Entre :
- Le décret n°2022-1299 du 07/10/2022 sur la facturation électronique
- Et le décret n°2023-262 du 12/04/2023 qui limite le pouvoir de l’URSSAF sur le traitement des données de l’entreprise dans le cadre des investigations sur support dématérialisé
Plus aucun doute : le changement vers la dématérialisation, c’est maintenant !
1- L’introduction en marche forcée de l’e-invoicing ou facturation électronique
L’ordonnance 2021-1190 du 15/09/2021 impose la facturation électronique à court terme: Le décret n°2022-1299 du 07/10/2022 prévoit son déploiement le 01/07/2024 :Toute entreprise établie en France devra accepter les factures électroniques, et les très grandes devront également les émettre électroniquement ; avec une généralisation actée au 01/01/2026.
Que signifie l’échange des factures électroniques ? Pas seulement une automatisation des factures mais un passage obligé par une plateforme contrôlée/l’administration fiscale (portail Chorus Pro ou toute autre plateforme accréditée en amont par elle) ; un avant-goût pour un applicatif à venir à d’autres domaines comme la BDESE (base de données économiques sociales et environnementales) ?
Si l’objectif affiché des plateformes est la compétitivité, cela soulève tout de même des questions sur la sécurisation et contrôle de ces échanges dématérialisés: Jusqu’où ira le pouvoir de l’administration ? les hackers ?
2- la sécurisation des documents dématérialisés lors des contrôles opérés par l’URSSAF
Pour apporter des «garanties supplémentaires aux cotisants», le décret n°2023-262 du 12/04/2023 renforce leurs droits officiellement face à l’URSSAF, organisme référencé pour effectuer les contrôles dans les entreprises.

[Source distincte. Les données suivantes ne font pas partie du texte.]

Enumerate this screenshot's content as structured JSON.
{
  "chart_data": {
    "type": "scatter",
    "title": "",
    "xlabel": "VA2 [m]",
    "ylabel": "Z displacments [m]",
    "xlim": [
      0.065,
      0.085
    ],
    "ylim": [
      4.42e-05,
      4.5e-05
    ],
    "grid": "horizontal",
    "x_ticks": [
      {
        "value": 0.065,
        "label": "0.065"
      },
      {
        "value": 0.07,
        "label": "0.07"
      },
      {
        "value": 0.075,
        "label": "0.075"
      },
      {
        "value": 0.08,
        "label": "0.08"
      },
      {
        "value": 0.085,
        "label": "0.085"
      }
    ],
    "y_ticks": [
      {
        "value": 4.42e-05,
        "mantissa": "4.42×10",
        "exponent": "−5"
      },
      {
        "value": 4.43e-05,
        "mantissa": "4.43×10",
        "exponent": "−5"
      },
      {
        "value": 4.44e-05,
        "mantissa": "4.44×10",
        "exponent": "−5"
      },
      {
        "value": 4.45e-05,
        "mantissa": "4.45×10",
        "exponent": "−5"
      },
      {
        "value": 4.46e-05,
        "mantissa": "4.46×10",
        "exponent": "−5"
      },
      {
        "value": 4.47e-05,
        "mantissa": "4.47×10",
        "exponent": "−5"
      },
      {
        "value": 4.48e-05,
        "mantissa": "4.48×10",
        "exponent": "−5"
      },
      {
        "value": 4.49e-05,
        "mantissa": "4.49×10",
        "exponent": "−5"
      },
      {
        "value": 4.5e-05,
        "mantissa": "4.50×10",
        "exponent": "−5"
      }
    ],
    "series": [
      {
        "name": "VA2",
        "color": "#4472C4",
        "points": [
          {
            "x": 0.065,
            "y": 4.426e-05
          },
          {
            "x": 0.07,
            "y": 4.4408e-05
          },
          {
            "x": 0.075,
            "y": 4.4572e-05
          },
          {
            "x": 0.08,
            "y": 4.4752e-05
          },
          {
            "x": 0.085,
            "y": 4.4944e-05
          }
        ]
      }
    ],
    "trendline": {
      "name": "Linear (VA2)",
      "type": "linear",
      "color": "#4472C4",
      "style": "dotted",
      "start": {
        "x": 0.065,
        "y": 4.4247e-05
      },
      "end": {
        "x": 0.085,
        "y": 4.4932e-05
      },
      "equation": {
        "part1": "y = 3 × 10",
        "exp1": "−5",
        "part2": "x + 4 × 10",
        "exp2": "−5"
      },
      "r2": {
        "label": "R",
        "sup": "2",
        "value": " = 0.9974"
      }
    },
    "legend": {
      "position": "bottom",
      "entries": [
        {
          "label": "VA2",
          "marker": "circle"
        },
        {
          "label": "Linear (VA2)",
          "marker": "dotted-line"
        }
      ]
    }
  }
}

Outre l’allongement à 30 jours du délai de prévenance, la limitation à 3 mois de la durée des contrôles des petites entreprises, l’agent de l’URSSAF ne pourra plus librement choisir d’examiner les données/documents dématérialisés de l’entreprise : Sur son propre matériel informatique ou sur celui de la personne contrôlée. Dorénavant, excepté le cas du travail dissimulé, pour accéder à ces documents via son propre matériel professionnel, il devra respecter une procédure préalable spécifique plus contraignante a priori :
- Une obligation préalable d’information auprès de la personne contrôlée
- Un délai de 15 jours de réponse pour accepter/refuser à l’URSSAF l’option d’utiliser son propre matériel informatique :
- En cas d’acceptation, récupération par l’URSSAF des copies numériques des documents, des données et des traitements nécessaires au contrôle
- En cas de refus écrit, le cotisant traite les données lui-même ou autorise l’agent de l’URSSAF à procéder aux opérations de contrôle sur le matériel de l’entreprise
Et concernant la confidentialité des copies transmises ? Elles seront « détruites au plus tard à la date soit de l’envoi de la mise en demeure soit de la communication des observations ne conduisant pas à redressement ou de la notification d’un solde créditeur ».
Cette question de confidentialité est d’autant plus importante que l’entreprise pourrait être amenée à transmettre la copie de sa base de données économiques et sociales (BDESE). Or, ce document papier ou numérique, obligatoire dans les entreprises de +50 salariés, regroupe nombre de données sensibles (orientations stratégiques, documents comptables et financiers, bilan social…).
L’URSSAF se doit d’afficher sa transparence et performance sur la gestion des informations désormais vulnérables car dématérialisées.